This week sees the 5th Anniversary of the COP21 Paris Climate Agreement.

So far, despite noble words, ambitious commitments, and powerful speeches, carbon emissions have continued to increase, not fall.  Various activist groups marked the date with local and global campaigns, especially focussing on shale gas/fracking.

Real Media joined the launch of Plastics Rebellion outside the unmarked HQ of the huge chemical conglomerate Ineos which has been one of the main players in the dash for fracking rights in the UK over the past decade.

We met up with Joe Corré, a businessman who fought hard against fracking – he was founder of the Talk Fracking campaign, and offered support to many local anti-fracking groups around the country. He recently won his appeal court case against Ineos’ billionaire boss Jim Ratcliffe, retrieving huge costs after a legal battle against Ratcliffe’s attempt to silence protest by injunction.

Corré has always suspected that the story the government put out, that fracking was about securing the UK’s energy supplies, was dubious. And after a decade of campaigns, culminating in a UK moratorium last November, it looks like he was right. Ratcliffe’s company built a huge factory complex in Grangemouth, Scotland, which receives fracked shale gas direct from Pennsylvania, not for energy, but to create plastic packaging.

Plastics Rebellion held their small socially distanced protest with some banners, singers, a small samba band, and speakers, outside the Ineos HQ. They are calling for a massive reduction in our use of plastics, a swift end to manufacture of non-essential plastics, and a fully legislative, fully informed Citizen’s Assembly on Plastics to decide on what plastics are essential, how plastic waste should be managed, and how we can manage a just transition for the industry.

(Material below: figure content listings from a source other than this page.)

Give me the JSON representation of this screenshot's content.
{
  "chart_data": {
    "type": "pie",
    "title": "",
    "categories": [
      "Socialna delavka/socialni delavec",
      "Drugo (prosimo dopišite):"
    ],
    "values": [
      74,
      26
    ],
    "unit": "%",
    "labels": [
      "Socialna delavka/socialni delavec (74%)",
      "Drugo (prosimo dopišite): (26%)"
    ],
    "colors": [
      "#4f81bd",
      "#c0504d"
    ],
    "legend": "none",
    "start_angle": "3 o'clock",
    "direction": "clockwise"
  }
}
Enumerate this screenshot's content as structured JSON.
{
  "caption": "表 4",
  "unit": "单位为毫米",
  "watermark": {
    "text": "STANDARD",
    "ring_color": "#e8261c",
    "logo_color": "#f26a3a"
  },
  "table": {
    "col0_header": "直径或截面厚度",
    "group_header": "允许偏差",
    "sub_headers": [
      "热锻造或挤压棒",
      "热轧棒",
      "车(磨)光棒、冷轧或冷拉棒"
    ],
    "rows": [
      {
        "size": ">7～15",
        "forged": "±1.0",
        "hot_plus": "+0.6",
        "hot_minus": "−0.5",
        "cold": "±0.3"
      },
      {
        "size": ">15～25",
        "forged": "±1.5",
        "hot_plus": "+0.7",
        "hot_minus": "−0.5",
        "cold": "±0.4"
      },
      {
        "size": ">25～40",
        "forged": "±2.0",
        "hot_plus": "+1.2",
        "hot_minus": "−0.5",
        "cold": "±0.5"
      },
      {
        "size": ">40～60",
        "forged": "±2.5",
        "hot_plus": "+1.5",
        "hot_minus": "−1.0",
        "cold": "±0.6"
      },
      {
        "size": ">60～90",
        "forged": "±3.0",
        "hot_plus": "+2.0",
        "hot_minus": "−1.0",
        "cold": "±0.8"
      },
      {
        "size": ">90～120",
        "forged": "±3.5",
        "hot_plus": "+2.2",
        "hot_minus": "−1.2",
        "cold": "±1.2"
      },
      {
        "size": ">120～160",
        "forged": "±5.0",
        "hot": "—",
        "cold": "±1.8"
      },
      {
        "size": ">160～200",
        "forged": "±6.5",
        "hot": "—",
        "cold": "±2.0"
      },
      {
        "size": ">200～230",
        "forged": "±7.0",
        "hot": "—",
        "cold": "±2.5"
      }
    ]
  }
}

But after just 15 minutes, police were citing coronavirus legislation as a reason to disrupt and close down the action. Campaigners claimed that they were covered by exemption 14 which (in order to comply with UK human rights law) allows political protest of up to 30 people, as long as a full risk assessment has been drawn up and people are abiding by it.

But the Metropolitan force and City of London police have both started claiming that they are not able to judge assessments on the street, and will ignore them unless the local authority has authorised them. A police liaison person acting for the campaigners told us that they had tried to get authorisation from the local authority but that no-one qualified was available and emails had not been responded to.

So far this interpretation of the legislation has not been tested in court, and with new coronavirus rules every few weeks, and prohibitive costs to mount judicial reviews, the effect in practice is a ban on protests, especially smaller socially distanced ones where police can easily intimidate people.

As part of the #ShaleMustFall day of action which saw protests across the world there was a further action later in the day organised by Frack Off London outside BP’s headquarters. BP’s subsidiary Pan American Energy is extracting shale gas in the Vaca Muerta region of Argentina. It’s described as a carbon timebomb, with oil and gas reserves estimated to amount to around 15% of the maximum carbon budget we’re allowed to burn globally in order to not exceed a 1.5º temperature increase.